Two members of Israel’s parliament, known as the Knesset, have introduced a bill that would outlaw telling people about Jesus in the Jewish state, and jail everyone who does.
The authors of the legislation Moshe Gafni and Yaakov Asher are ultra-Orthodox members. They are important figures inside the 64-seat governing coalition led by Prime Minister Benjamin Netanyahu.
If approved, the punishment for having spiritual conversations with Israelis of any religion would be one-year imprisonment if with an adult, but two years if with someone under 18.
David Parsons is senior spokesman and Vice President of the International Christian Embassy in Jerusalem. He told Premier’s News Hour that this is not the first time Gafni has proposed such a ban.

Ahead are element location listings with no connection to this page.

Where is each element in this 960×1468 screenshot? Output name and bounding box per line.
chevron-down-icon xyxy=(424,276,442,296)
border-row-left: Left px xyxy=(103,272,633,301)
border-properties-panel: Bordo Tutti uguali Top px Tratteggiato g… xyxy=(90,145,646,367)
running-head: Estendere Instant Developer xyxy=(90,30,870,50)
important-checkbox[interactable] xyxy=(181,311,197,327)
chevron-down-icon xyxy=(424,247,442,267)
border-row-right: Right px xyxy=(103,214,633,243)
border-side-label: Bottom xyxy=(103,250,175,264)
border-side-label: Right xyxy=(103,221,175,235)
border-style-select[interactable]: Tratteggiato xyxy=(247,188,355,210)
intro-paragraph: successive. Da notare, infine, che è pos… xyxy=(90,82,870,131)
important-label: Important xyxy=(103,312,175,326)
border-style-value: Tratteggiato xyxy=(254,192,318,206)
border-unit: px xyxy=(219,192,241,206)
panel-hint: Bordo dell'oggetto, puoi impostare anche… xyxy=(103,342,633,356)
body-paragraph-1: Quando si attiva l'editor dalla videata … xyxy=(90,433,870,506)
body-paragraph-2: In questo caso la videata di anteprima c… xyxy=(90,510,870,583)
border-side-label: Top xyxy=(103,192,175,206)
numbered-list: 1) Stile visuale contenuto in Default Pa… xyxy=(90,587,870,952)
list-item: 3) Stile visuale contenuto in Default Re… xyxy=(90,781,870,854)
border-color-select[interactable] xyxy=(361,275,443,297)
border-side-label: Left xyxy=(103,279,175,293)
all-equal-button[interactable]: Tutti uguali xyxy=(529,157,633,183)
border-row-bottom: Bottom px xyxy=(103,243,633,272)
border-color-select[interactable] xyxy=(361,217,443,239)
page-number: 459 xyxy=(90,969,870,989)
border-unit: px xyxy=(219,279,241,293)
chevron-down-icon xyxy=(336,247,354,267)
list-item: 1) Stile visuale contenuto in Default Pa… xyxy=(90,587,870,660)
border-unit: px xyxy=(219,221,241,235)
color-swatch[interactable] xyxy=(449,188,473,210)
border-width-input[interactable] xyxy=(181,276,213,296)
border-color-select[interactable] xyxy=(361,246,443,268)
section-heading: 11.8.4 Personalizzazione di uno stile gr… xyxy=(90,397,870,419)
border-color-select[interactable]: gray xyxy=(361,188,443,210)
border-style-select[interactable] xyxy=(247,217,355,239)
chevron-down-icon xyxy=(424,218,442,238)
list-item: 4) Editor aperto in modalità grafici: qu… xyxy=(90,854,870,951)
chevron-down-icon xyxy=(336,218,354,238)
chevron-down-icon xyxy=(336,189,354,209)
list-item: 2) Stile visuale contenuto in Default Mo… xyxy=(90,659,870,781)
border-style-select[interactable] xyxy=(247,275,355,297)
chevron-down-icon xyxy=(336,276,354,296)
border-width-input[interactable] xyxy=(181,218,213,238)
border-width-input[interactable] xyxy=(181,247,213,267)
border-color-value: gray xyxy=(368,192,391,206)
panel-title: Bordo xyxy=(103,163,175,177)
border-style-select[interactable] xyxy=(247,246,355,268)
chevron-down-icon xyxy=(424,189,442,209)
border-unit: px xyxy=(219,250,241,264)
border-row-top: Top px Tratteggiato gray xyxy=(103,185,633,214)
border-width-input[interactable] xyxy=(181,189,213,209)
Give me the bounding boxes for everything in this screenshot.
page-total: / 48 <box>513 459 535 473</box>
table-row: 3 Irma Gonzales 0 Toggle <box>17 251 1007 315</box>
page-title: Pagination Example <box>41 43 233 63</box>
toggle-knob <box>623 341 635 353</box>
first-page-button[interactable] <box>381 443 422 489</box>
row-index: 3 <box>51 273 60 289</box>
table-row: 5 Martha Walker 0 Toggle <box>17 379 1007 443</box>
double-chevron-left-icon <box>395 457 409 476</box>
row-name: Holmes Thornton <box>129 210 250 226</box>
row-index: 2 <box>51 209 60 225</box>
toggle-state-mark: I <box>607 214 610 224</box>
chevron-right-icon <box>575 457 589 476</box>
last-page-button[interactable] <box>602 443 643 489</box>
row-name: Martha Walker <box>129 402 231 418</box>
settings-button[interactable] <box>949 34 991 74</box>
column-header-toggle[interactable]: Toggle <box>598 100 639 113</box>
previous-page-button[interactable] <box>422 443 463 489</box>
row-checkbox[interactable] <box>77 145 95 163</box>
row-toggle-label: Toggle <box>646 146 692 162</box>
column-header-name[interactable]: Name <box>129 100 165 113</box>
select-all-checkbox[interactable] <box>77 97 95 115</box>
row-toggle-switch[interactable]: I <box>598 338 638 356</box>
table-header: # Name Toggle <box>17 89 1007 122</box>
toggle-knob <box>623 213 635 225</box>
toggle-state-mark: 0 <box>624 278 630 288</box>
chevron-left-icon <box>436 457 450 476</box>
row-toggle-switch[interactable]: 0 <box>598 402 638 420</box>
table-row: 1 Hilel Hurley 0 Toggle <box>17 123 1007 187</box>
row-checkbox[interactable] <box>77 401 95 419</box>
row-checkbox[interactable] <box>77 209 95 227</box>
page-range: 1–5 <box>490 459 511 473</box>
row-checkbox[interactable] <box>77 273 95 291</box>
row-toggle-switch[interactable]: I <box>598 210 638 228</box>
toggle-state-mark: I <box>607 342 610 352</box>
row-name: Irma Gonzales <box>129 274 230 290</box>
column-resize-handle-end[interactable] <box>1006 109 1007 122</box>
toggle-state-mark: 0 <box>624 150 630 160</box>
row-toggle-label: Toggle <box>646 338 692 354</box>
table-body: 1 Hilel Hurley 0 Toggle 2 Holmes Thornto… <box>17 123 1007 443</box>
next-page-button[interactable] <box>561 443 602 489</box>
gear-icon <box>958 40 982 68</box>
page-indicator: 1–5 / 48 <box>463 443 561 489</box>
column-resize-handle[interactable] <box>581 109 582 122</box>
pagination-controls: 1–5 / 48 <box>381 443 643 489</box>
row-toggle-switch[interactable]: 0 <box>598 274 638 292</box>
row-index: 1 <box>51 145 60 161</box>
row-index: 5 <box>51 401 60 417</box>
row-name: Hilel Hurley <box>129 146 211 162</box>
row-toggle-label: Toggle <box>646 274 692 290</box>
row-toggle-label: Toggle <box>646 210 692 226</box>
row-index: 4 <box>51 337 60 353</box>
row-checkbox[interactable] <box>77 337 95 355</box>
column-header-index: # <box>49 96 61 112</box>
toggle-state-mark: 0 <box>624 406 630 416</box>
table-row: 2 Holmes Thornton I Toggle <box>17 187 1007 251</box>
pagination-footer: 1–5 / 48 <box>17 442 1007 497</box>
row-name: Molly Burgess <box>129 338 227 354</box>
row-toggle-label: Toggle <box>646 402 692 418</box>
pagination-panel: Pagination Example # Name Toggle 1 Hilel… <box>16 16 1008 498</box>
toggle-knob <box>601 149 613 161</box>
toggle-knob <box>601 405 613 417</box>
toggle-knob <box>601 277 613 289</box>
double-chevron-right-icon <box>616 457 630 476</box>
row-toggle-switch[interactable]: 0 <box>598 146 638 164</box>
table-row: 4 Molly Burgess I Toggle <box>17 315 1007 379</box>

“He's made a habit every year, every time he gets re-elected in the Knesset to introduce a bill like this. And it never goes anywhere.
“He introduced one back when Netanyahu was prime minister for a couple of years in the late 1990s, because a book translated into Hebrew that was preaching the gospel through the book, was mailed to a million Israeli homes, and there was no way to collect them and throw them away. So he was alarmed and Moshe Gafni introduced a bill that actually would have banned the New Testament in Israel and criminalised possession of the New Testament. That bill got shot down.”
Parsons says that although the bill is concerning, it’s unlikely to go anywhere.